Il M5S si sta accorgendo che la campagna elettorale è una cosa mentre governare è un’altra. Tra la varie promesse vi era anche quella di fermare i lavori della Tap. Il Gasdotto Trans-Adriatico, che dalla frontiera greco-turca attraverserà Grecia e Albania per approdare in Italia permettendo l’afflusso di gas naturale proveniente dall’area del Mar Caspio in Italia e in Europa.
L’idea di bloccare tutto è stata un modo per prendere qualche voto in più dalle regioni interessate dal passaggio dell’infrastruttura. Una promessa sciagurata, perché si trattava di interrompere la realizzazione di un’opera strategica. In campagna elettorale lo hanno detto, promesso e ribadito in tutte le salse possibili: la Tap verrà fermata.
Ora, spiega Barbara Lezzi, ministra per il Sud del governo gialloverde, non è così sicuro che avverrà lo stop. Anzi. “Nelle prossime 24-36 ore – ha detto – prenderemo una decisione, ma il sentiero è molto stretto. Resta un’opera non strategica scelta da un altro governo e agevolata da un altro governo. Abbiamo fatto adesso questa analisi dei costi dall’interno dei ministeri. Questi costi il Paese non può permetterseli e noi non ce la sentiamo di addossarli sui cittadini.

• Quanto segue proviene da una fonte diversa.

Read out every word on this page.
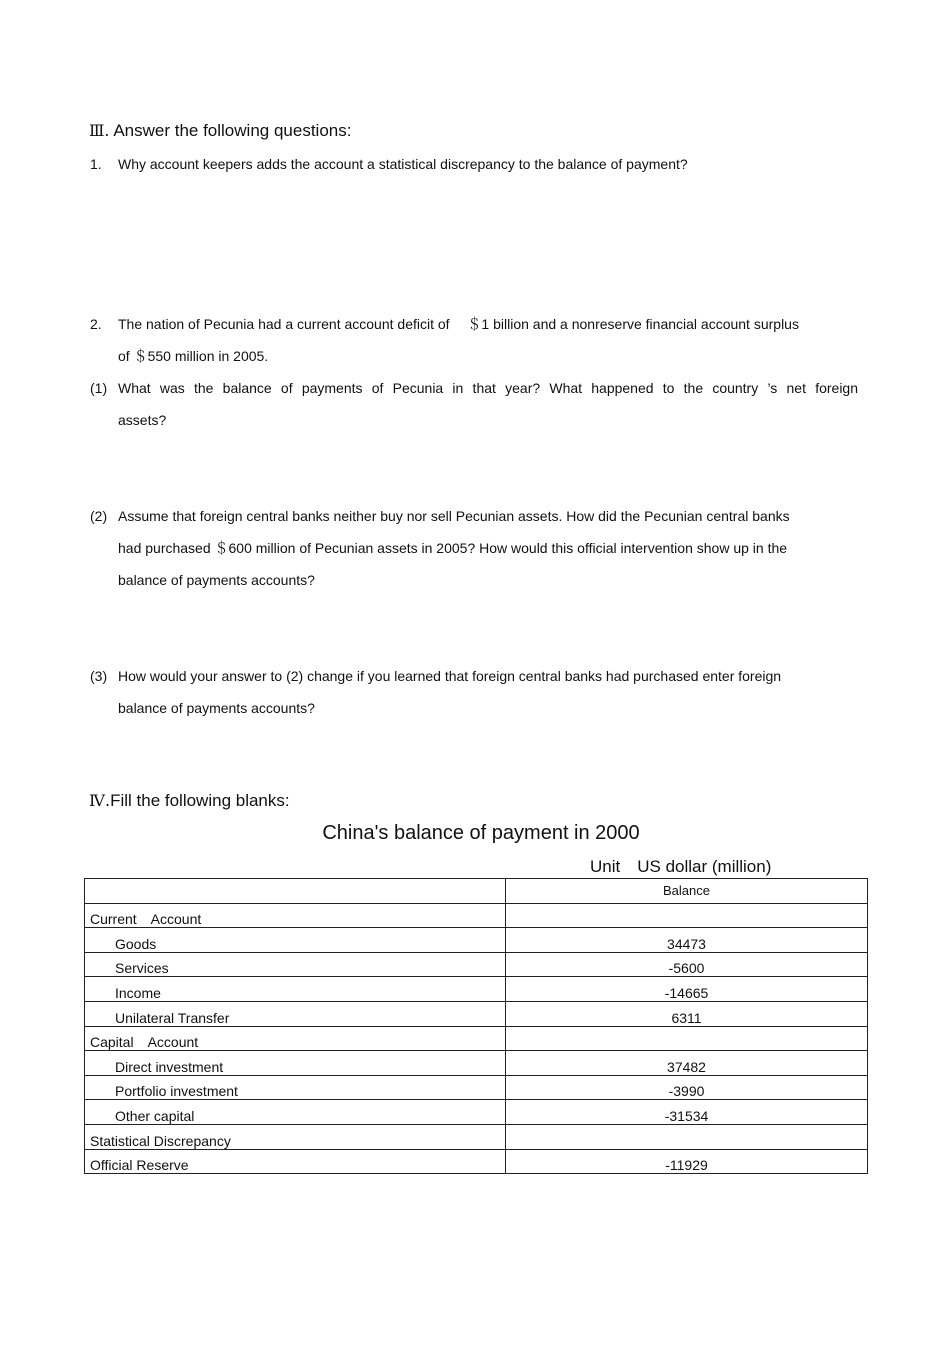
Ⅲ. Answer the following questions:
1. Why account keepers adds the account a statistical discrepancy to the balance of payment?
2. The nation of Pecunia had a current account deficit of　 ＄1 billion and a nonreserve financial account surplus
of ＄550 million in 2005.
(1) What was the balance of payments of Pecunia in that year? What happened to the country ’s net foreign
assets?
(2) Assume that foreign central banks neither buy nor sell Pecunian assets. How did the Pecunian central banks
had purchased ＄600 million of Pecunian assets in 2005? How would this official intervention show up in the
balance of payments accounts?
(3) How would your answer to (2) change if you learned that foreign central banks had purchased enter foreign
balance of payments accounts?
Ⅳ.Fill the following blanks:
China's balance of payment in 2000
Unit　US dollar (million)
	Balance
Current　Account	
Goods	34473
Services	-5600
Income	-14665
Unilateral Transfer	6311
Capital　Account	
Direct investment	37482
Portfolio investment	-3990
Other capital	-31534
Statistical Discrepancy	
Official Reserve	-11929
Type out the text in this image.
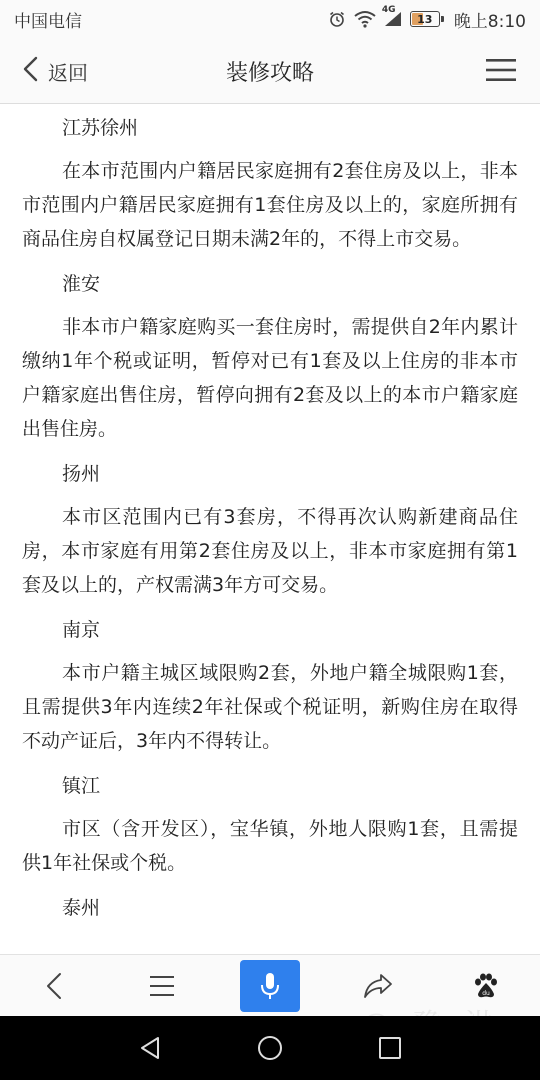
中国电信
4G
13 晚上8:10
返回	装修攻略
江苏徐州

在本市范围内户籍居民家庭拥有2套住房及以上，非本市范围内户籍居民家庭拥有1套住房及以上的，家庭所拥有商品住房自权属登记日期未满2年的，不得上市交易。

淮安

非本市户籍家庭购买一套住房时，需提供自2年内累计缴纳1年个税或证明，暂停对已有1套及以上住房的非本市户籍家庭出售住房，暂停向拥有2套及以上的本市户籍家庭出售住房。

扬州

本市区范围内已有3套房，不得再次认购新建商品住房，本市家庭有用第2套住房及以上，非本市家庭拥有第1套及以上的，产权需满3年方可交易。

南京

本市户籍主城区域限购2套，外地户籍全城限购1套，且需提供3年内连续2年社保或个税证明，新购住房在取得不动产证后，3年内不得转让。

镇江

市区（含开发区），宝华镇，外地人限购1套，且需提供1年社保或个税。

泰州
du
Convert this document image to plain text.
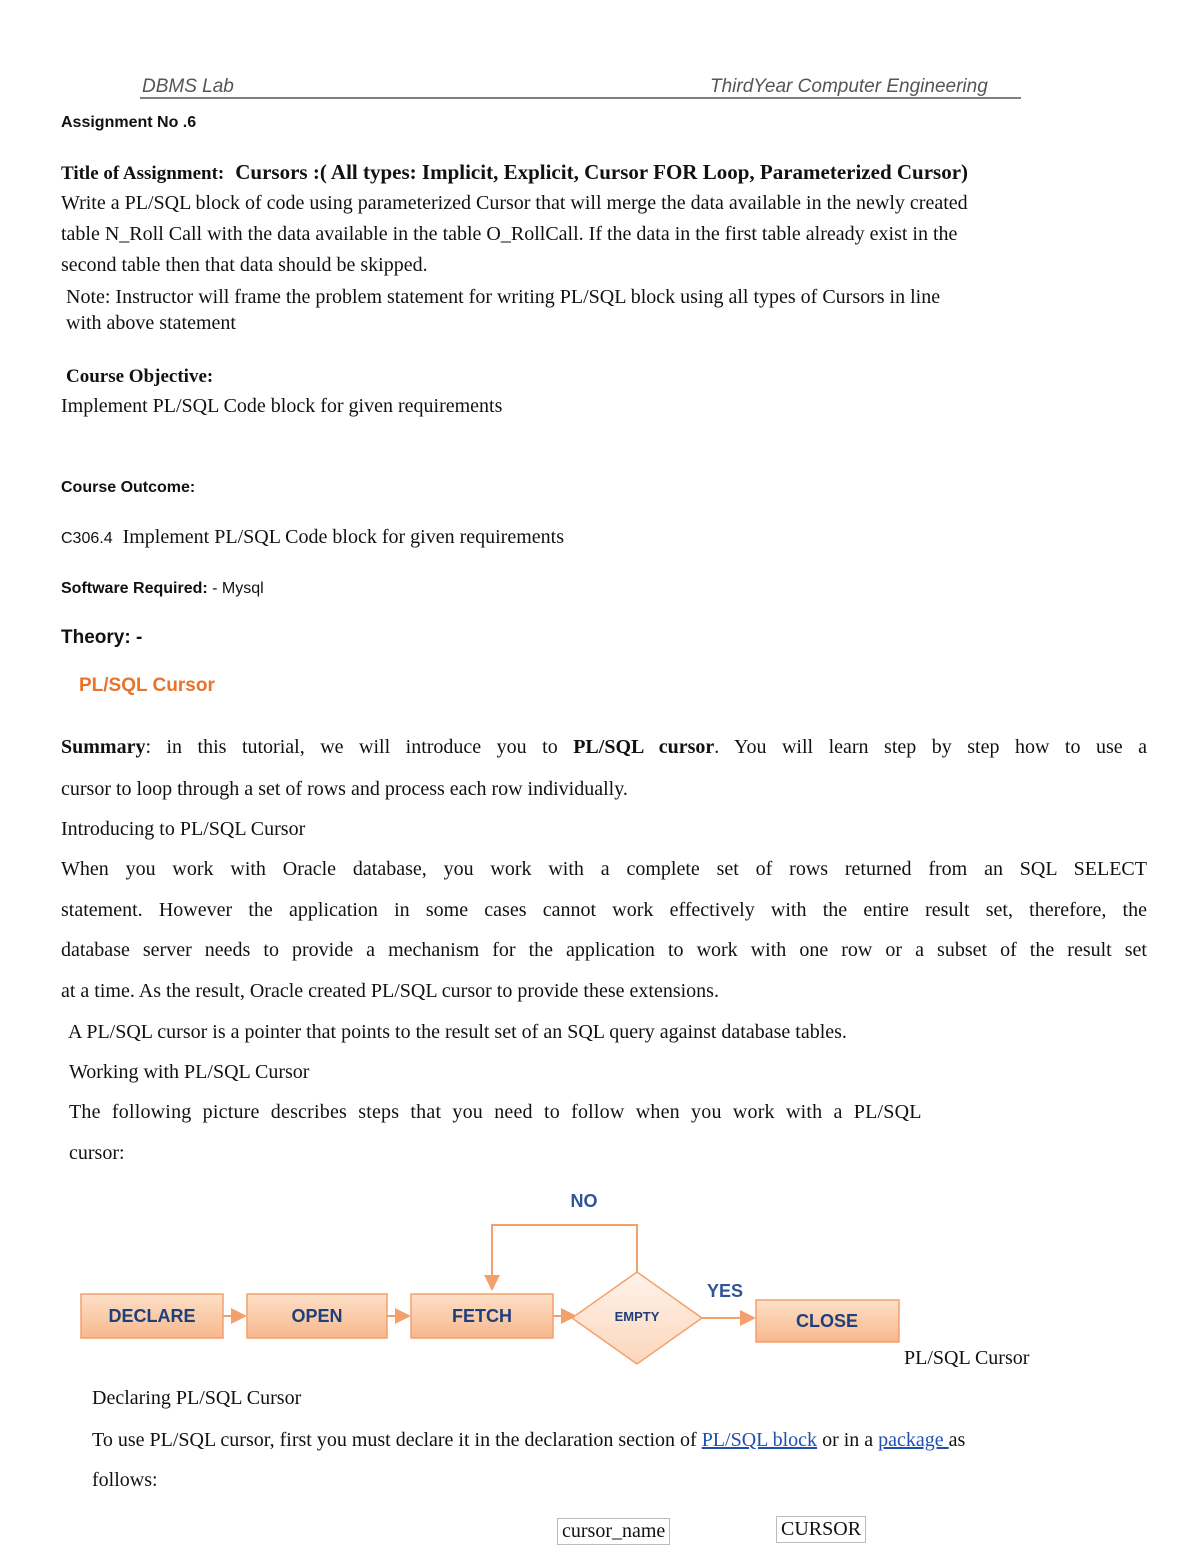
DBMS Lab	ThirdYear Computer Engineering
Assignment No .6
Title of Assignment: Cursors :( All types: Implicit, Explicit, Cursor FOR Loop, Parameterized Cursor)
Write a PL/SQL block of code using parameterized Cursor that will merge the data available in the newly created
table N_Roll Call with the data available in the table O_RollCall. If the data in the first table already exist in the
second table then that data should be skipped.
Note: Instructor will frame the problem statement for writing PL/SQL block using all types of Cursors in line
with above statement
Course Objective:
Implement PL/SQL Code block for given requirements
Course Outcome:
C306.4 Implement PL/SQL Code block for given requirements
Software Required: - Mysql
Theory: -
PL/SQL Cursor
Summary: in this tutorial, we will introduce you to PL/SQL cursor. You will learn step by step how to use a
cursor to loop through a set of rows and process each row individually.
Introducing to PL/SQL Cursor
When you work with Oracle database, you work with a complete set of rows returned from an SQL SELECT
statement. However the application in some cases cannot work effectively with the entire result set, therefore, the
database server needs to provide a mechanism for the application to work with one row or a subset of the result set
at a time. As the result, Oracle created PL/SQL cursor to provide these extensions.
A PL/SQL cursor is a pointer that points to the result set of an SQL query against database tables.
Working with PL/SQL Cursor
The following picture describes steps that you need to follow when you work with a PL/SQL
cursor:
DECLARE	OPEN	FETCH	EMPTY	CLOSE
NO
YES
PL/SQL Cursor
Declaring PL/SQL Cursor
To use PL/SQL cursor, first you must declare it in the declaration section of PL/SQL block or in a package as
follows:
cursor_name	CURSOR
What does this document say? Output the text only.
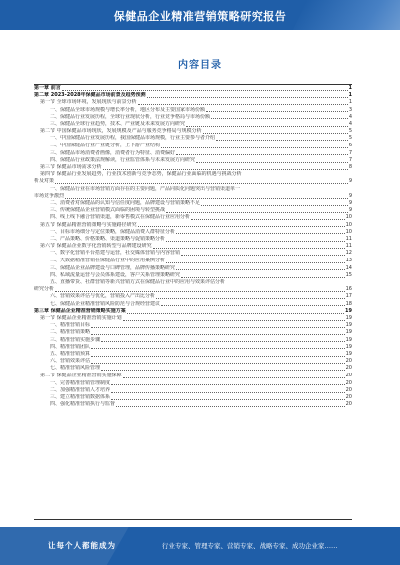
保健品企业精准营销策略研究报告
内容目录
第一章 前言	1
第二章 2023-2028年保健品市场前景及趋势预测	1
第一节 全球市场环境，发展现状与前景分析	1
一、保健品全球市场规模与增长率分析，地区分布及主要国家市场份额	3
二、保健品行业发展历程，全球行业现状分析，行业竞争格局与市场份额	4
三、保健品全球行业趋势，技术、产业链及未来发展方向研究	4
第二节 中国保健品市场现状，发展规模及产品与服务竞争格局与规模分析	5
一、中国保健品行业发展历程，我国保健品市场规模，行业主要参与者介绍	5
二、中国保健品行业产业链分析，上下游产业结构	6
三、保健品市场消费者画像，消费者行为特征、消费偏好	7
四、保健品行业政策法规解读，行业监管体系与未来发展方向研究	7
第三节 保健品市场需求分析	8
第四节 保健品行业发展趋势，行业技术创新与竞争态势，保健品行业面临的机遇与挑战分析
析及对策	9
一、保健品行业在市场营销方面存在的主要问题，产品同质化问题突出与营销渠道单一
市场竞争激烈	9
二、消费者对保健品的认知与信任度问题，品牌建设与营销策略不足	9
三、传统保健品企业营销模式面临的困境与转型挑战	9
四、线上线下融合营销渠道，新零售模式在保健品行业应用分析	10
第五节 保健品精准营销策略与实施路径研究	10
一、目标市场细分与定位策略，保健品消费人群特征分析	10
二、产品策略、价格策略、渠道策略与促销策略分析	11
第六节 保健品企业数字化营销转型与品牌建设研究	11
一、数字化营销平台搭建与运营，社交媒体营销与内容营销	12
二、大数据精准营销在保健品行业中的应用案例分析	13
三、保健品企业品牌建设与口碑管理，品牌传播策略研究	14
四、私域流量运营与会员体系建设，客户关系管理策略研究	15
五、直播带货、社群营销等新兴营销方式在保健品行业中的应用与效果评估分析
研究分析	16
六、营销效果评估与优化，营销投入产出比分析	17
七、保健品企业精准营销风险防范与合规经营建议	18
第三章 保健品企业精准营销策略实施方案	19
第一节 保健品企业精准营销实施计划	19
一、精准营销目标	19
二、精准营销策略	19
三、精准营销实施步骤	19
四、精准营销团队	19
五、精准营销预算	19
六、营销效果评估	20
七、精准营销风险管理	20
第二节 保健品企业精准营销实施保障	20
一、完善精准营销管理制度	20
二、加强精准营销人才培养	20
三、建立精准营销数据体系	20
四、强化精准营销执行与监督	20
让每个人都能成为	行业专家、管理专家、营销专家、战略专家、成功企业家……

Non abbiamo nulla di cui vergognarci, non avevamo a nostra disposizione una serie di dati che forniremo pubblicamente”. È una sconfitta per il governo? “Assolutamente no. Ho vissuto come una sconfitta il trattato del 2013”.
Insomma una ammissione chiara che quella promessa, per fortuna non realizzabile, era stata fatta a vanvera, ossia senza aver studiato la situazione e la normativa. Senza aver fatto i conti con i costi e con i benefici. Insomma una sparata improvvisata per lisciare il pelo agli elettori. Aggiunge Sergio Costa, ministro dell’Ambiente: “Abbiamo le mani legate dal costo troppo alto che dovremmo far pagare al Paese per fermare l’opera, ha osservato, un costo che per senso di responsabilità non possiamo permetterci. Ci saranno verifiche sulle cartografie. Ragioniamo in termini non solo tecnici ma anche di diritto amministrativo per non aprire un contenzioso che darebbe effetti devastanti. Se invece non ci sono profili di illegittimità abbiamo le mani legate non perché non l’abbiamo voluto noi”. Parole che non fanno che confermare le impressioni di improvvisazione. Si è parlato senza sapere. Senza leggere le carte.
Insomma il governo sta per rinunciare. Fermare il progetto costerebbe troppo. È questo l’esito dell’incontro di lunedì 15 ottobre a Palazzo Chigi, incontro a cui hanno preso parte il premier Conte, i ministri Costa e Lezzi e alcuni esponenti della politica salentina a Cinquestelle (consiglieri regionali e comunali), l’area della Puglia maggiormente coinvolta dal progetto. Un incontro molto delicato. “Le conseguenze economiche dell’abbandono del progetto del gasdotto Tap sono tutte da dimostrare”, ha detto ieri sera il sindaco di Melendugno, Marco Potì, dopo l’incontro a Palazzo Chigi. Potì ha riferito il ragionamento esposto dal sottosegretario allo Sviluppo, Andrea Cioffi. “Sono stati calcolati 20 miliardi di penali come costo di abbandoni l’opera si è detto che costa 4,5 miliardi, contrattualizzati con le varie ditte. Al momento è stato realizzato l’80% per 3,5 miliardi, per cui quelli occorrerebbe risarcirli. Inoltre, ci sarebbero eventuali altre penali, relative al mancato utile, ecc., a cui bisogna aggiungere il mancato utile sui flussi del gas per 11,2 miliardi di euro. Inoltre se questo gas non arriva ai clienti con cui hanno fatto i contratti ma si vende sul mercato turco, costerebbe 7 miliardi di euro. Il totale sarebbe 20 miliardi”.
I no tap ovviamente sono sul piede di guerra: “Se non siete in grado di fermare l’opera dimettetevi”. È l’invito rivolto dal portavoce del Movimento No Tap, Gianluca Maggiore, agli esponenti di M5S. La ripresa dei lavori di costruzione dell’opera, fermi da maggio, è prevista a breve. La nave Adhemar de Saint Venant, che svolgerà i primi lavori propedeutici alla realizzazione del gasdotto nel tratto di mare antistante San Foca a Melendugno, si prepara a partire dal porto di Brindisi. A bordo sono in corso le ultime attività tecniche poi, se le condizioni meteomarine lo consentiranno, la nave salperà dalla banchina di Costa Morena, dove si trova ormeggiata da alcuni giorni.